CHAPTER X.

A BUFFALO STORY.

OMETIMES, instead of taking his rifle and accompanying the other hunters, Frank would borrow a shot-gun, and go out on foot and return with a good bag of prairie-fowl, birds resembling grouse. Occasionally, in the canyons, or wooded valleys, far away from the track, the hunters came across the trail of wild turkeys; then two of them would camp out for the night, and search under the trees until they saw the birds perched on the boughs above them, and would bring into camp in the morning half a dozen dangling from each of their saddles. Frequently, in their rides, they came across skunks, pretty black and white little animals. Frank was about to shoot the first he saw, but Peter, who was with him, shouted to him not to fire.

"It's a skunk," he said; "it ain't no use wasting your powder on that varmin. Why, if you were to kill him, and went to take it up, you wouldn't be fit to go into camp for a week; you would stink that bad no one couldn't come near you. They are wuss than pizen, skunks. Why, I have seen dogs sit up and howl with disgust after interfering with one of them. I don't say as they can't be eaten, cos the Indians eat them; and, for the matter of that, I have ate them myself. But they have to be killed plump dead, and then the stink-bag has to be cut out from them directly; but if you ain't hard pressed for food, I advise you to let skunks alone."
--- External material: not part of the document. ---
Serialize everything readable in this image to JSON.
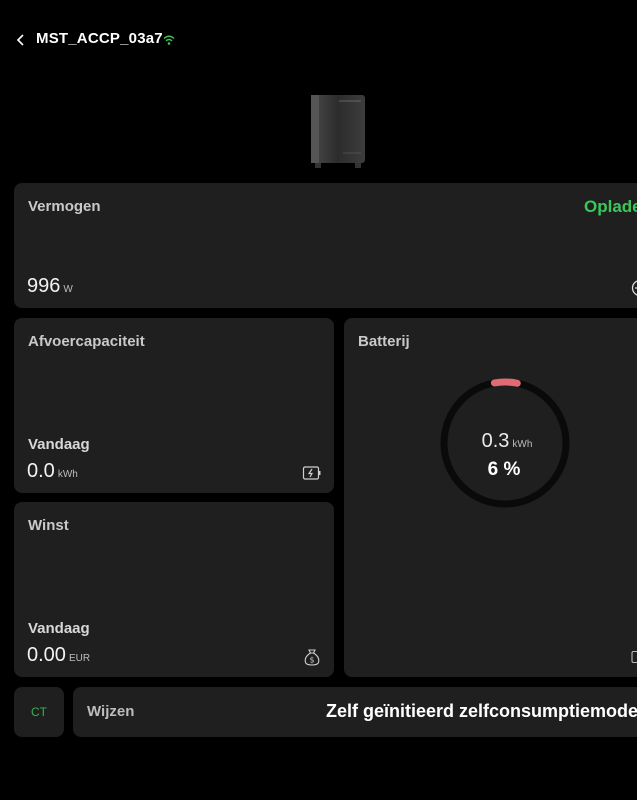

The first time that they came across a large herd of buffalo was a day Frank long remembered. He was out with the four hunters; they had just scampered to the top of one of the swells, when they simultaneously reined in their horses, for the valley—half a mile wide—in front of them was filled with a dark mass of moving animals, extending back for two or three miles.

"There, Frank," Abe said, "there is meat for you—enough for an army for months."